3. It’s not all or nothing. Piggy-backing on #2, you have to start somewhere. Maybe you want to start eating more whole foods. Then just start. Go to the farmer’s market. You don’t need to immediately go 100% organic. Maybe you want to create less waste. Then choose one thing to change. You don’t have to do it all at once.
4. Voluntary simplicity is not martyrdom. If you’re miserable, you’re doing it wrong. Voluntary simplicity should make your life less stressful, not more. It’s about getting rid of the extra “clutter” in your life. If something brings you joy, then it is not clutter. Having a motor home makes my life less stressful, because we do a lot of visiting. Having a million knick-knacks made my life more stressful, I got rid of those.
5. It is about distilling your life and living deliberately. When you get rid of the clutter, you can spend more time on the important things. There were some “essentials” that we found to be clutter. We do just fine without an electric mixer, a blender, a television, a couch, a ton of dishes, and a dishwasher. We’ve pared down the Bean’s toys so that helping her pick up her room is a very quick task (about 5 minutes). I don’t spend all of my time on housework, so I can do things I enjoy–like going outside with the Bean, cooking, and writing this blog!

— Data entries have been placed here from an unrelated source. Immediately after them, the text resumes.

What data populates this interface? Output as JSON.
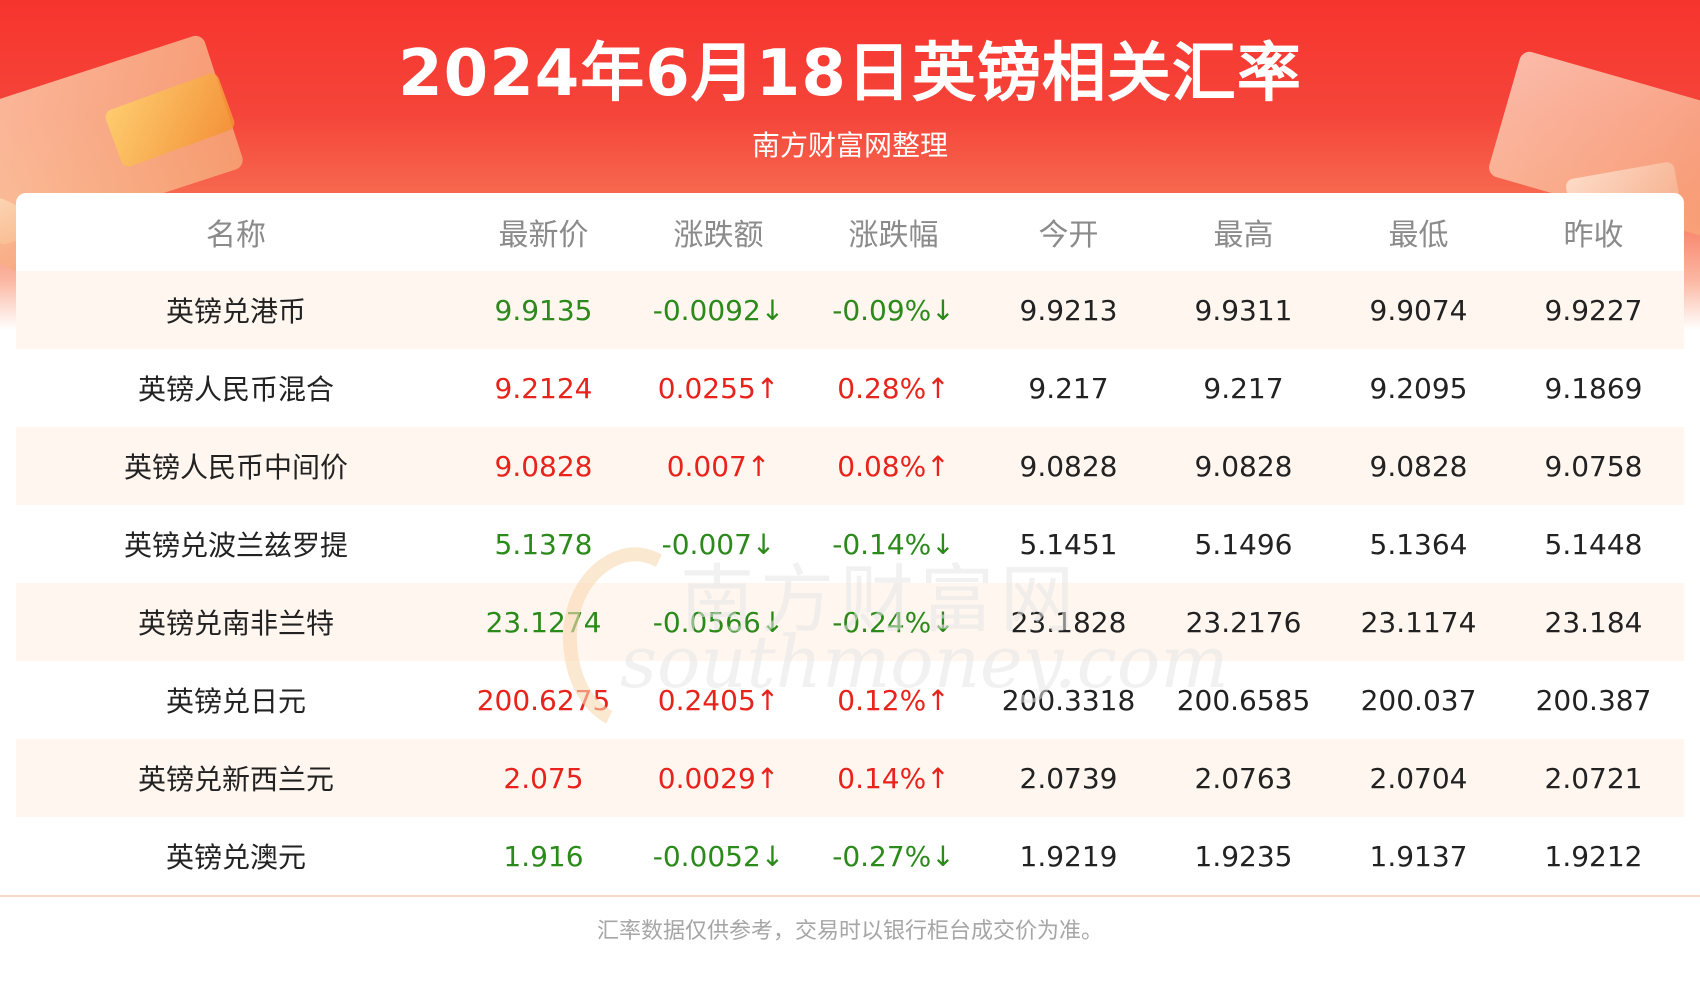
{
  "header": {
    "title": "2024年6月18日英镑相关汇率",
    "subtitle": "南方财富网整理"
  },
  "table": {
    "columns": [
      "名称",
      "最新价",
      "涨跌额",
      "涨跌幅",
      "今开",
      "最高",
      "最低",
      "昨收"
    ],
    "rows": [
      {
        "name": "英镑兑港币",
        "direction": "down",
        "latest": "9.9135",
        "change": "-0.0092↓",
        "change_pct": "-0.09%↓",
        "open": "9.9213",
        "high": "9.9311",
        "low": "9.9074",
        "prev_close": "9.9227"
      },
      {
        "name": "英镑人民币混合",
        "direction": "up",
        "latest": "9.2124",
        "change": "0.0255↑",
        "change_pct": "0.28%↑",
        "open": "9.217",
        "high": "9.217",
        "low": "9.2095",
        "prev_close": "9.1869"
      },
      {
        "name": "英镑人民币中间价",
        "direction": "up",
        "latest": "9.0828",
        "change": "0.007↑",
        "change_pct": "0.08%↑",
        "open": "9.0828",
        "high": "9.0828",
        "low": "9.0828",
        "prev_close": "9.0758"
      },
      {
        "name": "英镑兑波兰兹罗提",
        "direction": "down",
        "latest": "5.1378",
        "change": "-0.007↓",
        "change_pct": "-0.14%↓",
        "open": "5.1451",
        "high": "5.1496",
        "low": "5.1364",
        "prev_close": "5.1448"
      },
      {
        "name": "英镑兑南非兰特",
        "direction": "down",
        "latest": "23.1274",
        "change": "-0.0566↓",
        "change_pct": "-0.24%↓",
        "open": "23.1828",
        "high": "23.2176",
        "low": "23.1174",
        "prev_close": "23.184"
      },
      {
        "name": "英镑兑日元",
        "direction": "up",
        "latest": "200.6275",
        "change": "0.2405↑",
        "change_pct": "0.12%↑",
        "open": "200.3318",
        "high": "200.6585",
        "low": "200.037",
        "prev_close": "200.387"
      },
      {
        "name": "英镑兑新西兰元",
        "direction": "up",
        "latest": "2.075",
        "change": "0.0029↑",
        "change_pct": "0.14%↑",
        "open": "2.0739",
        "high": "2.0763",
        "low": "2.0704",
        "prev_close": "2.0721"
      },
      {
        "name": "英镑兑澳元",
        "direction": "down",
        "latest": "1.916",
        "change": "-0.0052↓",
        "change_pct": "-0.27%↓",
        "open": "1.9219",
        "high": "1.9235",
        "low": "1.9137",
        "prev_close": "1.9212"
      }
    ]
  },
  "watermark": {
    "cn": "南方财富网",
    "en": "southmoney.com"
  },
  "footnote": "汇率数据仅供参考，交易时以银行柜台成交价为准。",
  "colors": {
    "up": "#e8231c",
    "down": "#2b8a1b",
    "header_red": "#f6342e",
    "alt_row": "#fff6ef"
  }
}
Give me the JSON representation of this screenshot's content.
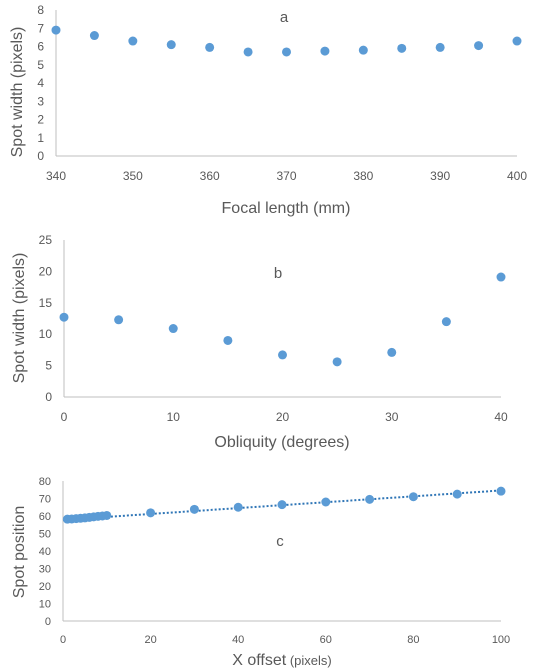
{
  "chart_data": [
    {
      "type": "scatter",
      "panel_label": "a",
      "xlabel": "Focal length (mm)",
      "ylabel": "Spot width (pixels)",
      "xlim": [
        340,
        400
      ],
      "ylim": [
        0,
        8
      ],
      "xticks": [
        340,
        350,
        360,
        370,
        380,
        390,
        400
      ],
      "yticks": [
        0,
        1,
        2,
        3,
        4,
        5,
        6,
        7,
        8
      ],
      "marker_color": "#5b9bd5",
      "points": [
        [
          340,
          6.9
        ],
        [
          345,
          6.6
        ],
        [
          350,
          6.3
        ],
        [
          355,
          6.1
        ],
        [
          360,
          5.95
        ],
        [
          365,
          5.7
        ],
        [
          370,
          5.7
        ],
        [
          375,
          5.75
        ],
        [
          380,
          5.8
        ],
        [
          385,
          5.9
        ],
        [
          390,
          5.95
        ],
        [
          395,
          6.05
        ],
        [
          400,
          6.3
        ]
      ]
    },
    {
      "type": "scatter",
      "panel_label": "b",
      "xlabel": "Obliquity (degrees)",
      "ylabel": "Spot width (pixels)",
      "xlim": [
        0,
        40
      ],
      "ylim": [
        0,
        25
      ],
      "xticks": [
        0,
        10,
        20,
        30,
        40
      ],
      "yticks": [
        0,
        5,
        10,
        15,
        20,
        25
      ],
      "marker_color": "#5b9bd5",
      "points": [
        [
          0,
          12.7
        ],
        [
          5,
          12.3
        ],
        [
          10,
          10.9
        ],
        [
          15,
          9.0
        ],
        [
          20,
          6.7
        ],
        [
          25,
          5.6
        ],
        [
          30,
          7.1
        ],
        [
          35,
          12.0
        ],
        [
          40,
          19.1
        ]
      ]
    },
    {
      "type": "scatter",
      "panel_label": "c",
      "xlabel": "X offset",
      "xlabel_unit": "(pixels)",
      "ylabel": "Spot position",
      "xlim": [
        0,
        100
      ],
      "ylim": [
        0,
        80
      ],
      "xticks": [
        0,
        20,
        40,
        60,
        80,
        100
      ],
      "yticks": [
        0,
        10,
        20,
        30,
        40,
        50,
        60,
        70,
        80
      ],
      "marker_color": "#5b9bd5",
      "trendline": {
        "style": "dotted",
        "color": "#2e75b6",
        "x": [
          0,
          100
        ],
        "y": [
          57.8,
          74.6
        ]
      },
      "points": [
        [
          1,
          58.2
        ],
        [
          2,
          58.3
        ],
        [
          3,
          58.5
        ],
        [
          4,
          58.7
        ],
        [
          5,
          58.9
        ],
        [
          6,
          59.2
        ],
        [
          7,
          59.5
        ],
        [
          8,
          59.8
        ],
        [
          9,
          60.0
        ],
        [
          10,
          60.3
        ],
        [
          20,
          61.8
        ],
        [
          30,
          63.8
        ],
        [
          40,
          65.0
        ],
        [
          50,
          66.5
        ],
        [
          60,
          68.0
        ],
        [
          70,
          69.5
        ],
        [
          80,
          71.0
        ],
        [
          90,
          72.5
        ],
        [
          100,
          74.2
        ]
      ]
    }
  ]
}
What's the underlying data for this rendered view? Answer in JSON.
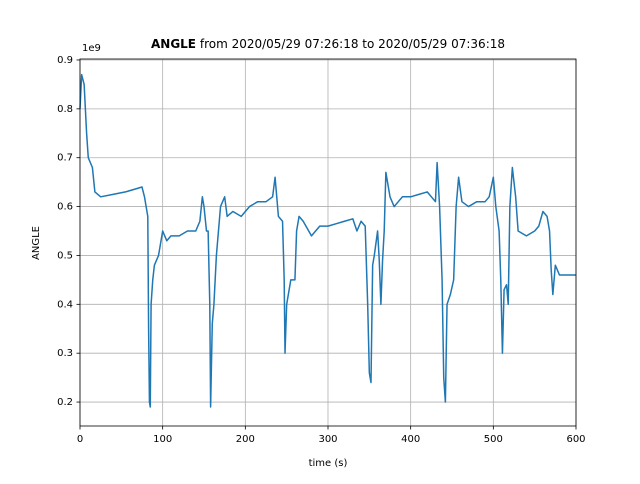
{
  "chart_data": {
    "type": "line",
    "title_bold": "ANGLE",
    "title": "from 2020/05/29 07:26:18 to 2020/05/29 07:36:18",
    "xlabel": "time (s)",
    "ylabel": "ANGLE",
    "offset_label": "1e9",
    "xlim": [
      0,
      600
    ],
    "xticks": [
      0,
      100,
      200,
      300,
      400,
      500,
      600
    ],
    "ylim": [
      0.151,
      0.902
    ],
    "yticks": [
      0.2,
      0.3,
      0.4,
      0.5,
      0.6,
      0.7,
      0.8,
      0.9
    ],
    "grid": true,
    "series": [
      {
        "color": "#1f77b4",
        "x": [
          0,
          2,
          5,
          8,
          10,
          15,
          18,
          25,
          40,
          55,
          65,
          75,
          78,
          80,
          82,
          83,
          84,
          85,
          86,
          88,
          90,
          95,
          100,
          105,
          110,
          120,
          130,
          140,
          145,
          148,
          150,
          153,
          155,
          157,
          158,
          160,
          162,
          165,
          170,
          175,
          178,
          185,
          195,
          205,
          215,
          225,
          233,
          236,
          240,
          245,
          247,
          248,
          250,
          255,
          260,
          262,
          265,
          270,
          280,
          290,
          300,
          310,
          320,
          330,
          335,
          340,
          345,
          348,
          350,
          352,
          354,
          356,
          360,
          362,
          364,
          366,
          368,
          370,
          375,
          380,
          390,
          400,
          410,
          420,
          430,
          432,
          435,
          438,
          440,
          442,
          444,
          448,
          452,
          455,
          458,
          462,
          470,
          480,
          490,
          495,
          500,
          503,
          507,
          509,
          511,
          513,
          516,
          518,
          520,
          523,
          527,
          530,
          540,
          550,
          555,
          560,
          565,
          568,
          570,
          572,
          575,
          580,
          600
        ],
        "values": [
          0.8,
          0.87,
          0.85,
          0.75,
          0.7,
          0.68,
          0.63,
          0.62,
          0.625,
          0.63,
          0.635,
          0.64,
          0.62,
          0.6,
          0.58,
          0.35,
          0.2,
          0.19,
          0.4,
          0.45,
          0.48,
          0.5,
          0.55,
          0.53,
          0.54,
          0.54,
          0.55,
          0.55,
          0.57,
          0.62,
          0.6,
          0.55,
          0.55,
          0.4,
          0.19,
          0.36,
          0.4,
          0.5,
          0.6,
          0.62,
          0.58,
          0.59,
          0.58,
          0.6,
          0.61,
          0.61,
          0.62,
          0.66,
          0.58,
          0.57,
          0.45,
          0.3,
          0.4,
          0.45,
          0.45,
          0.55,
          0.58,
          0.57,
          0.54,
          0.56,
          0.56,
          0.565,
          0.57,
          0.575,
          0.55,
          0.57,
          0.56,
          0.4,
          0.26,
          0.24,
          0.48,
          0.5,
          0.55,
          0.49,
          0.4,
          0.49,
          0.55,
          0.67,
          0.62,
          0.6,
          0.62,
          0.62,
          0.625,
          0.63,
          0.61,
          0.69,
          0.6,
          0.45,
          0.25,
          0.2,
          0.4,
          0.42,
          0.45,
          0.6,
          0.66,
          0.61,
          0.6,
          0.61,
          0.61,
          0.62,
          0.66,
          0.6,
          0.55,
          0.45,
          0.3,
          0.43,
          0.44,
          0.4,
          0.6,
          0.68,
          0.62,
          0.55,
          0.54,
          0.55,
          0.56,
          0.59,
          0.58,
          0.55,
          0.47,
          0.42,
          0.48,
          0.46,
          0.46
        ]
      }
    ]
  }
}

6. It’s not just about possessions. It’s about time as well. Everybody knows they should learn to say “no” more, but voluntary simplicity is about actually doing it. It’s about no longer wearing “busyness” as a badge. It’s perfectly all right to spend a weekend together as a family. Make sure your obligations are things you truly want to do.
So what does voluntary simplicity mean to you?